Data upload and cleaning

In ModelStudio, training and testing data are called resources and are organized in Datasets > Corpora > Segments. Please refer to these pages for more detailed information.

Data volume requirements

ModelStudio adapts the training parameters to your data volume. You can use up to one million segment pairs (i.e. lines). However, we recommend the following:

  • Your training data should contain at least 2,000 segment pairs for the model training to be efficient.

  • If possible, please split large corpora into smaller files to avoid TimeOut errors during the upload.

File formats

Only bilingual files can be uploaded to ModelStudio, for both model training and model evaluation. Two file formats are currently accepted:

  • application/x-tmx+xml (TMX files)

  • text/plain (raw bitext)

The lines of bitext files are composed of a source and a target separated with a tabulation.

About bitext files

Bitext files need to start with the following header.

#TM
#XX YY

Where XX stands for the two-letters ISO source language code, and YY the target language code. The two language codes should be separated with a tabulation.

A Dataset can contain both TMX and plain text files.

If uploaded separately, training and testing files can be in different file formats. If the test set is extracted from the data during the upload, both the training and the test sets will be in the same file format.

Resources can be downloaded in the same format they were uploaded.

Data cleaning

ModelStudio performs some basic data cleaning during the upload. If the file is a TMX file, the text is first extracted. Then the cleaning procedure is applied following these steps:

  • HTML entities conversion (for example &, <, >, etc.)

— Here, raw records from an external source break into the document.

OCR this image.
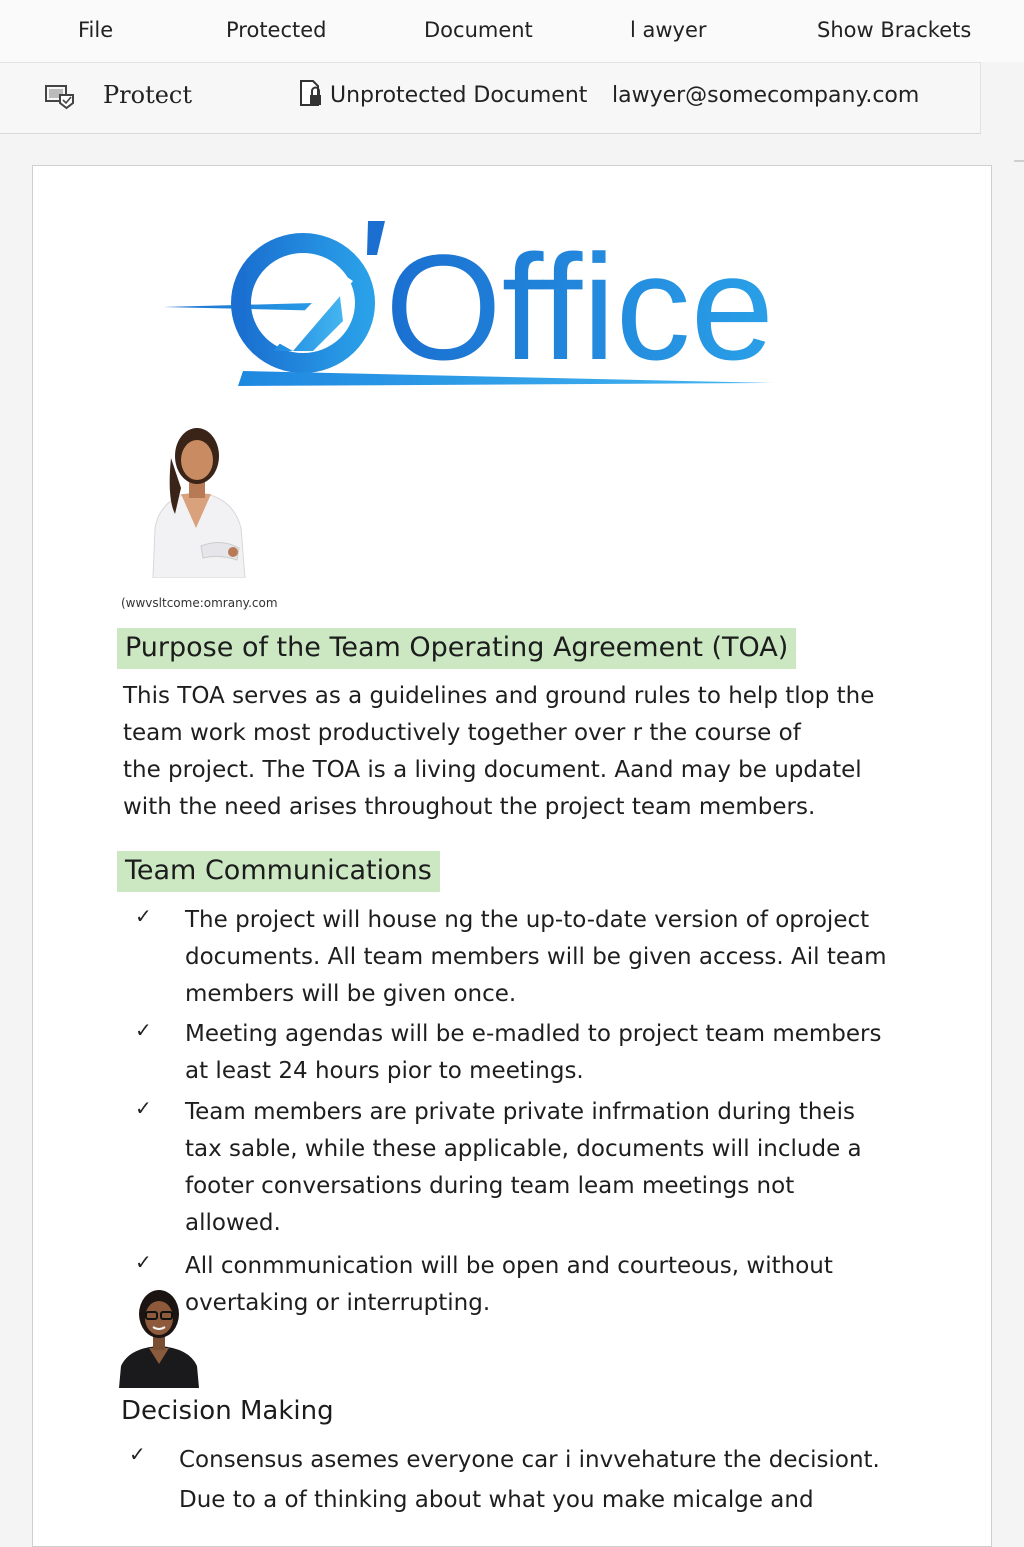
File	Protected	Document	l awyer	Show Brackets
Protect	Unprotected Document lawyer@somecompany.com
Office
(wwvsltcome:omrany.com
Purpose of the Team Operating Agreement (TOA)
This TOA serves as a guidelines and ground rules to help tlop the
team work most productively together over r the course of
the project. The TOA is a living document. Aand may be updatel
with the need arises throughout the project team members.
Team Communications
✓ The project will house ng the up-to-date version of oproject
documents. All team members will be given access. Ail team
members will be given once.
✓ Meeting agendas will be e-madled to project team members
at least 24 hours pior to meetings.
✓ Team members are private private infrmation during theis
tax sable, while these applicable, documents will include a
footer conversations during team leam meetings not
allowed.
✓ All conmmunication will be open and courteous, without
overtaking or interrupting.
Decision Making
✓ Consensus asemes everyone car i invvehature the decisiont.
Due to a of thinking about what you make micalge and
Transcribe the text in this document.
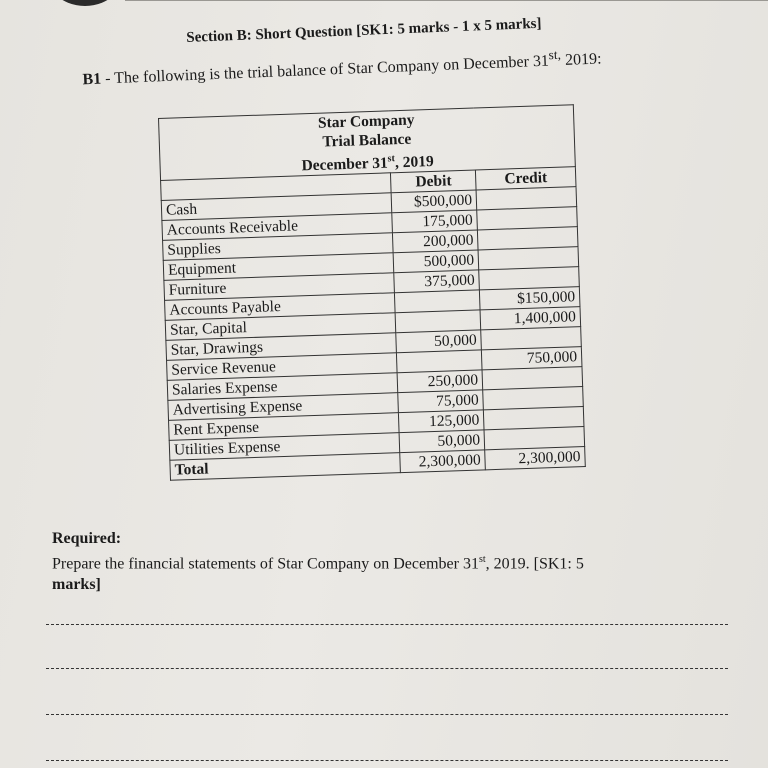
Section B: Short Question [SK1: 5 marks - 1 x 5 marks]
B1 - The following is the trial balance of Star Company on December $31^{st,}$ 2019:
Star Company
Trial Balance
December 31st, 2019		

	Debit	Credit
Cash	$500,000	
Accounts Receivable	175,000	
Supplies	200,000	
Equipment	500,000	
Furniture	375,000	
Accounts Payable		$150,000
Star, Capital		1,400,000
Star, Drawings	50,000	
Service Revenue		750,000
Salaries Expense	250,000	
Advertising Expense	75,000	
Rent Expense	125,000	
Utilities Expense	50,000	
Total	2,300,000	2,300,000
Required:
Prepare the financial statements of Star Company on December 31st, 2019. [SK1: 5
marks]
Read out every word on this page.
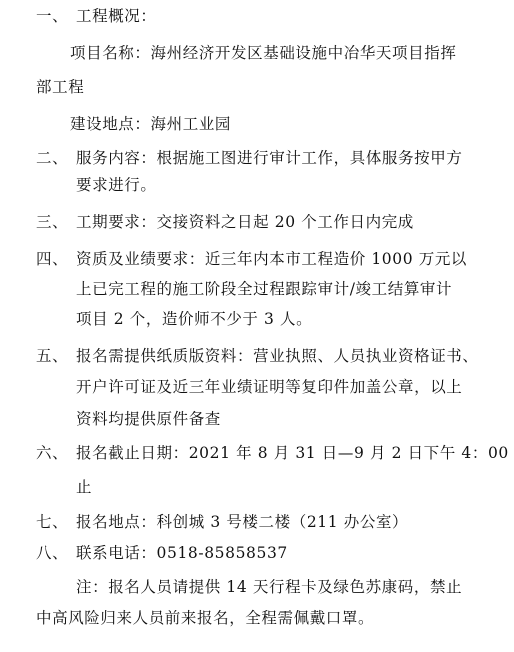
一、 工程概况：
项目名称：海州经济开发区基础设施中冶华天项目指挥
部工程
建设地点：海州工业园
二、 服务内容：根据施工图进行审计工作，具体服务按甲方
要求进行。
三、 工期要求：交接资料之日起 20 个工作日内完成
四、 资质及业绩要求：近三年内本市工程造价 1000 万元以
上已完工程的施工阶段全过程跟踪审计/竣工结算审计
项目 2 个，造价师不少于 3 人。
五、 报名需提供纸质版资料：营业执照、人员执业资格证书、
开户许可证及近三年业绩证明等复印件加盖公章，以上
资料均提供原件备查
六、 报名截止日期：2021 年 8 月 31 日—9 月 2 日下午 4：00
止
七、 报名地点：科创城 3 号楼二楼（211 办公室）
八、 联系电话：0518-85858537
注：报名人员请提供 14 天行程卡及绿色苏康码，禁止
中高风险归来人员前来报名，全程需佩戴口罩。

  • Control and formatting character supression (for example, newlines are converted to white spaces)

  • Filtering out segment pairs in which either the source or the target segment is missing

  • Duplicate lines (source & target segments) are deleted

ModelStudio does not check for duplicates across files during the data cleaning step. However, these will be filtered out during the training itself.

Note

Please note that for larger files, the duplicate suppression step can take some time, this is perfectly normal.

ModelStudio does not filter out segment pairs where the source and target are identical, as this can be correct (for instance in terminologies).

The cleaning procedure is the same for the training and the testing data to make the Evaluations reliable.